Intermittent but highly reliable nfsroot failures

= Problem =
Use of nfsroot results in startup failure ~20% of the time. This is highly repeatable given the setup below.

= Setup =
(1) Jetson Nano connected to a switch via ethernet
(2) Ubuntu laptop connect to the same switch via ethernet
(3) Jetson Nano connected to the same Ubuntu laptop via serial terminal on J44 (minicom)

= Details =
In this gist: https://gist.github.com/brianthelion/ec61956bd0426d1d50f05181cce278c6

= Summary =
The laptop provides DHCP and NFS services, and logs on the laptop confirm that the nano gets the right IP and is authenticated to the appropriate NFS share. Serial terminal output on the nano’s boot process agrees with this.
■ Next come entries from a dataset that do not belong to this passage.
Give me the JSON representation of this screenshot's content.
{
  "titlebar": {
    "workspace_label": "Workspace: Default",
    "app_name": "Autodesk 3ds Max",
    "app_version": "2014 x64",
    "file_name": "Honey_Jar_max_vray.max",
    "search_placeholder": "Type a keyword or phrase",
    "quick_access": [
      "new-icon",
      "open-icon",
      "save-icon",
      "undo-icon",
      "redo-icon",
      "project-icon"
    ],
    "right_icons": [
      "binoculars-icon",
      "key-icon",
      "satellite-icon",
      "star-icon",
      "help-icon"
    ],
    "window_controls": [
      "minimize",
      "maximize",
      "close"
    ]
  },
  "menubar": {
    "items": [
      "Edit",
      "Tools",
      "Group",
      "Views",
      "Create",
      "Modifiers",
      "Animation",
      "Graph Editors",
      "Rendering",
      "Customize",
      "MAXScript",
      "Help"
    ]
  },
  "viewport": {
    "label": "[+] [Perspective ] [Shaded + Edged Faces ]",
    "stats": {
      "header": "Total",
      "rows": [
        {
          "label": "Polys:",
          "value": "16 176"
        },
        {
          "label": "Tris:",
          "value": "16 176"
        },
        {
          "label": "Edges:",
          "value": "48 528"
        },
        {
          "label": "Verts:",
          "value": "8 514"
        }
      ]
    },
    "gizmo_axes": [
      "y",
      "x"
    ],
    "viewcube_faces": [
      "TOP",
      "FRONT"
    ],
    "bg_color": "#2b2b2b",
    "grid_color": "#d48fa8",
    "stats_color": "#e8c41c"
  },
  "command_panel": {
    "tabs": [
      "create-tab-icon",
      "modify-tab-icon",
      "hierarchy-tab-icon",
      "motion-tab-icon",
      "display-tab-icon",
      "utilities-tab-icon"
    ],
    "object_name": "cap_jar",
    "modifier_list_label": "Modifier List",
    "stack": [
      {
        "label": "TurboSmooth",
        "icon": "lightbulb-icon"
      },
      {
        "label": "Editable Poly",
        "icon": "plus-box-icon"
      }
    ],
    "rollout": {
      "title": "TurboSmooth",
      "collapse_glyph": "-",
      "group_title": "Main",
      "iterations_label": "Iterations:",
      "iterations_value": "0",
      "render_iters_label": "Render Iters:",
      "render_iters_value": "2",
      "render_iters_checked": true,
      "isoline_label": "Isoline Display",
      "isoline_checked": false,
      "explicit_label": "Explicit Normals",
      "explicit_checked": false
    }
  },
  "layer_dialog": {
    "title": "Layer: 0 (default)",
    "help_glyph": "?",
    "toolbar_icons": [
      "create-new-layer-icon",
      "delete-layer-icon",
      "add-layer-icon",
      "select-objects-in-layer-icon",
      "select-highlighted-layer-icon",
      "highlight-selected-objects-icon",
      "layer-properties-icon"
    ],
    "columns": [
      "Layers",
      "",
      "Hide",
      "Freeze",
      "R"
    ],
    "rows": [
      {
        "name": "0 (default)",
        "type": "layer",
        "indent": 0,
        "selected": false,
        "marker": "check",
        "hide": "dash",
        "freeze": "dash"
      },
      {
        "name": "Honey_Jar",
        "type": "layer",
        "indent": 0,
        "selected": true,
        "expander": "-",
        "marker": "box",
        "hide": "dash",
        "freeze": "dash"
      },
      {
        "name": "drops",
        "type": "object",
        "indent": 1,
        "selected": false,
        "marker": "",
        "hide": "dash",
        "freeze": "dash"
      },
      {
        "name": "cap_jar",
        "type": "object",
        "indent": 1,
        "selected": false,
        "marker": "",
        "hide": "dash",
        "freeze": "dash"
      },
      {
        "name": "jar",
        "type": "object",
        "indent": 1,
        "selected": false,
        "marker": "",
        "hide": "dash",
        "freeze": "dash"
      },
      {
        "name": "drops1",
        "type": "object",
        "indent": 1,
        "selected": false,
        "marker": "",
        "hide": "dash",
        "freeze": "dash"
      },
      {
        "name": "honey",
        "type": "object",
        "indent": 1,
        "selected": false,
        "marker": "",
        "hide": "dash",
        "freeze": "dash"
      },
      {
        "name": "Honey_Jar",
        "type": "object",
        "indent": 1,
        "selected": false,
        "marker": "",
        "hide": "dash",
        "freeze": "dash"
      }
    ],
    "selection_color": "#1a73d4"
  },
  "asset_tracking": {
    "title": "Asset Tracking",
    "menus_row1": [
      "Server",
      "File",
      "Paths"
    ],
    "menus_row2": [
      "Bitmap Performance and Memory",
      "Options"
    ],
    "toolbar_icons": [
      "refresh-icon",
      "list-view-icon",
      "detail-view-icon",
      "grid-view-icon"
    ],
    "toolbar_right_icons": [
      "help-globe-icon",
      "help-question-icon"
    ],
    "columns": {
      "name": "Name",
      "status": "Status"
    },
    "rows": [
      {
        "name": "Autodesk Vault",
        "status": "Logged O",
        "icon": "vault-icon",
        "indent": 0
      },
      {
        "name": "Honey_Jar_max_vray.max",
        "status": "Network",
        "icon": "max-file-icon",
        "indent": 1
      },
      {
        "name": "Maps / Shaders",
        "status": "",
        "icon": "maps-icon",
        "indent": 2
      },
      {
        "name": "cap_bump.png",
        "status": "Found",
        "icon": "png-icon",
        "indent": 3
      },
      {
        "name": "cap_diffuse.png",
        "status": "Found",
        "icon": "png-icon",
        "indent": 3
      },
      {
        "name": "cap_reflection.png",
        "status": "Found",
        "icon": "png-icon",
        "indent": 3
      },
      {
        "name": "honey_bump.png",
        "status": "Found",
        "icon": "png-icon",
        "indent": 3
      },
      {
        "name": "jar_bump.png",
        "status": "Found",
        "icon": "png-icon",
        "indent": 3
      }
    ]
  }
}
[timestamp] VFS: Mounted root (nfs filesystem) on device 0:17.

From there, we see successful hand off to systemd.

Finally, 80% of the time, we get a login prompt. The other 20% we get

nfs: server 10.42.0.1 not responding, still trying

From there, a cold reboot is required.

This is highly repeatable, and independent of networks, servers, cold/warm reboot, etc. Logs don’t reveal anything obvious.

= Thanks! =
Thoughts and suggestions appreciated.

Running tcpdump on the server (laptop) shows an immediate end to NFS traffic under the failure mode. Is it possible that the NIC is going down?

I’m unable to replicate this bug using an identical configuration on a Raspberry Pi running Ubuntu 18.04.2.